KOCHI: Once a very busy film producer, P Stanley now leads a rather peaceful life. At his residence in Nalanchira, Thiruvananthapuram, he spends his time writing novels. Stanley is a very popular name among Malayalis as the producer of the cult Malayalam movie Thoovanathumbikal. On a break from movies for three decades, he was again in the social media limelight recently. As Thoovanathumbikal completes 33 years, an audio clip sent to Stalnley by actor Mohan Lal caught the attention of its many fans.
Stanley’s autobiography Ormakulude Vellithira was released on Sunday. One chapter from the book talks about the movie. Mohanlal, in the audio clip, thanked Stanley for ‘Mannarathodi Jayakrishnan’, Lal’s character in the movie, and expressed his desire to meet the veteran producer soon. Stanley seems equally excited about meeting Mohanlal after 33 years. “The last time we met was during the premiere of Thoovanathumbikal. Lal is always jovial and keeps people around him happy. Be it in Mannarathodi or at his residence in Mudavanmugal, he’s the same,” Stanley quips.
“Lal used to enquire about me to his friends and always wanted to get in touch. But that never worked because nobody knew how to reach me,” says Stanley. However, the message from Mohanlal also gave him a new idea. “I’m going to start writing the second part of my autobiography soon. This is a book for Lal. I want to tell him what I have been up to while I was away from the industry,” he adds.
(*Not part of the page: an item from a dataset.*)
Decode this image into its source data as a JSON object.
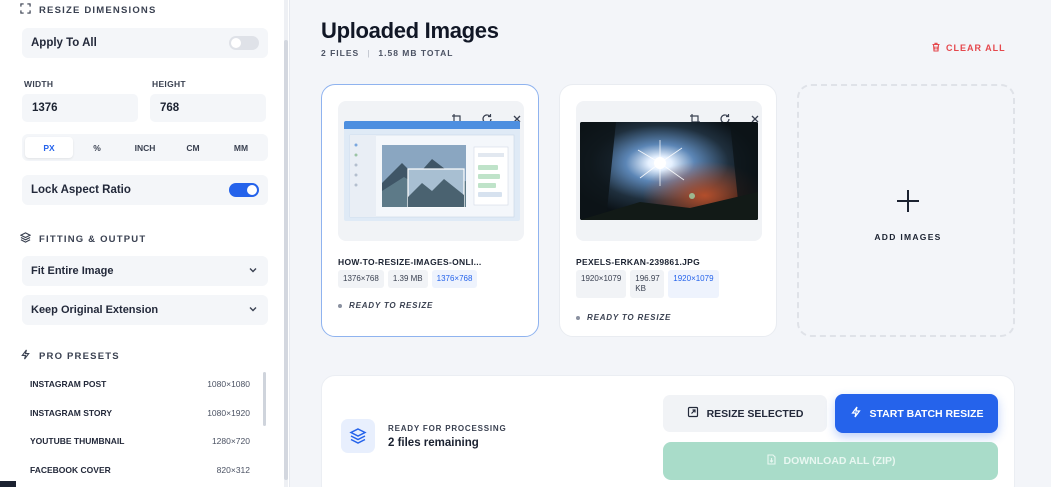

After completing journalism, Stanley joined cinematographer A Vincent in 1965. He worked with legendary writers like M T Vasudevan Nair, Vaikom Muhammad Basheer, Thoppil Bhasi and Kakkanadan, to name a few. According to Stanley, the death of director P Padmarajan caused him to drift away from the celluloid world. “It happened when we were planning a new movie, and that created a void in me. I couldn’t think of creating a movie with a different cast or director.
And by the time I prepared to come back, it was too late, and the equations of Malayalam cinema had changed a lot. My wife was ill, and that just made the gap longer. She died in 2006. Even I had a few health issues. So, my decision to stay away had many reasons,” says Stanley. He has been actively writing since 2006 and published eight novels till date. Mochanam, Varadakshina, and Rajan Paranja Kadha are some of the other movies he produced.
However, Stanley feels it was a wise decision to stay away from production. “Technology and culture in the industry have changed. Anyone with a mobile camera is a cinematographer these days,” he quips. “We used to chase writers like M T Vasudevan Nair or Thoppil Bhasi for a script. I’m a stranger to the new generation’s way of doing things. But then, there are some revolutionary new-generation movies like Trance, which I really enjoyed watching,” says the 78-year-old author. He shared a very amicable bond with Padmarajan, whom he knew from his early days.
“He was a very lovable person. Director John Abraham died when we were shooting ‘Thoovanathumbikal’ in Thrissur, and I remember how that really shook him,” Stanley remembers. The veteran producer is happy that Thoovanathumbikal is still being watched and discussed even now, by the younger generation.
“The movie will survive time. One thing Padmarajan made sure of was that his characters were devoid of unnecessary drama. The movie discussed youth, love and lust.
These factors are universal—any youngster from any generation would relate to this. The movie also has many visible undertones—like the way it used the five elements of nature. Clara’s character is the goddess of rain and Jayakrishnan is earth. But then, I think Thoovanathumbikal is a movie that keeps giving, there are many interpretations yet to come,” concludes Stanley.